Not yet, there were 8 small red boards small bit bigger than box of cigarettes with about 30 IC on each. They are similar to BGA, cant cut them off board I may have use heat gun on them.


----------



## Qetuo135 (Oct 27, 2021)

I was saving up money to invest in something in a crypto exchange. After hearing from my friends about different exchanges, I was advised about an exchange They have their own application for smartphones. I decided to use it right away and was very satisfied. I buy from them in the future. They also have very responsive support which will help me with any questions.

Edited to remove link


----------



## acpeacemaker (Oct 27, 2021)

Qetuo135 said:


> I was saving up money to invest in something in a crypto exchange.
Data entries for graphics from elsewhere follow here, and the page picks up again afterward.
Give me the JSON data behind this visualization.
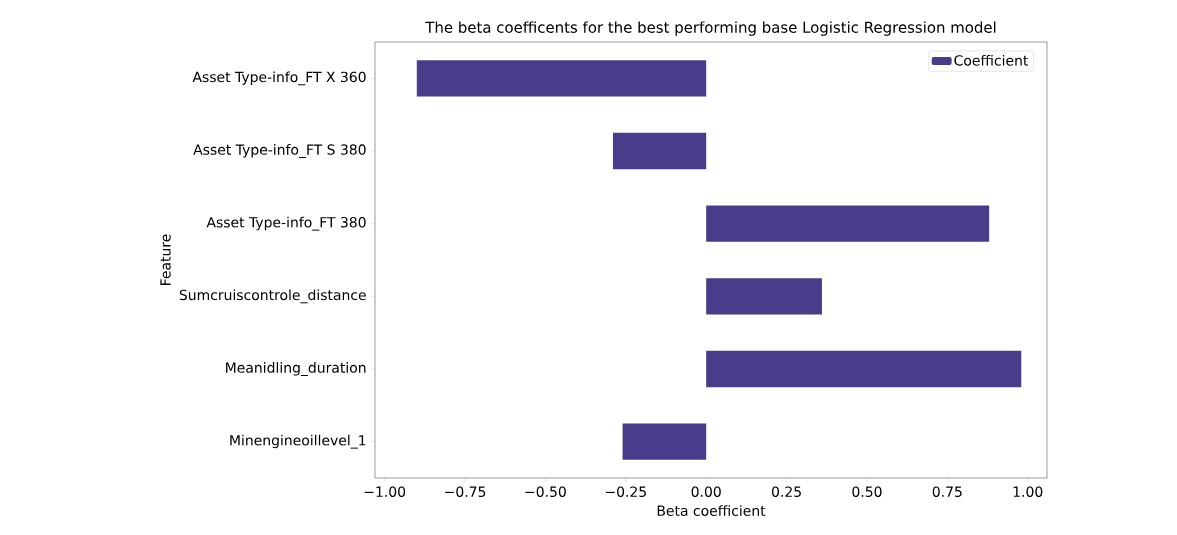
{
  "chart_data": {
    "type": "bar",
    "orientation": "horizontal",
    "title": "The beta coefficents for the best performing base Logistic Regression model",
    "xlabel": "Beta coefficient",
    "ylabel": "Feature",
    "categories": [
      "Asset Type-info_FT X 360",
      "Asset Type-info_FT S 380",
      "Asset Type-info_FT 380",
      "Sumcruiscontrole_distance",
      "Meanidling_duration",
      "Minengineoillevel_1"
    ],
    "series": [
      {
        "name": "Coefficient",
        "color": "#483d8b",
        "values": [
          -0.9,
          -0.29,
          0.88,
          0.36,
          0.98,
          -0.26
        ]
      }
    ],
    "xlim": [
      -1.03,
      1.06
    ],
    "xticks": [
      {
        "value": -1,
        "label": "−1.00"
      },
      {
        "value": -0.75,
        "label": "−0.75"
      },
      {
        "value": -0.5,
        "label": "−0.50"
      },
      {
        "value": -0.25,
        "label": "−0.25"
      },
      {
        "value": 0,
        "label": "0.00"
      },
      {
        "value": 0.25,
        "label": "0.25"
      },
      {
        "value": 0.5,
        "label": "0.50"
      },
      {
        "value": 0.75,
        "label": "0.75"
      },
      {
        "value": 1,
        "label": "1.00"
      }
    ],
    "legend": "top right"
  }
}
After hearing from my friends about different exchanges, I was advised about an exchange They have their own application for smartphones. I decided to use it right away and was very satisfied. I buy from them in the future. They also have very responsive support which will help me with any questions.




This new traffic is hilarious!

Edited to remove link.


----------



## FrugalRefiner (Oct 27, 2021)

Actually, the new system has more robust controls against spam than the old software, but some are likely to still slip through. We don't camp out 24 hours a day, so sometimes it takes us a few minutes to edit or delete things.

Dave


----------



## acpeacemaker (Oct 27, 2021)

FrugalRefiner said:


> Actually, the new system has more robust controls against spam than the old software, but some are likely to still slip through. We don't camp out 24 hours a day, so sometimes it takes us a few minutes to edit or delete things.
> 
> Dave


I know Dave I wasn't knocking you guys. Just the randomness of bringing up this old thread to say in a third person...Check this site out....they have great support...like...tell me you're an affiliate without telling me you're an affiliate 

Andrew


----------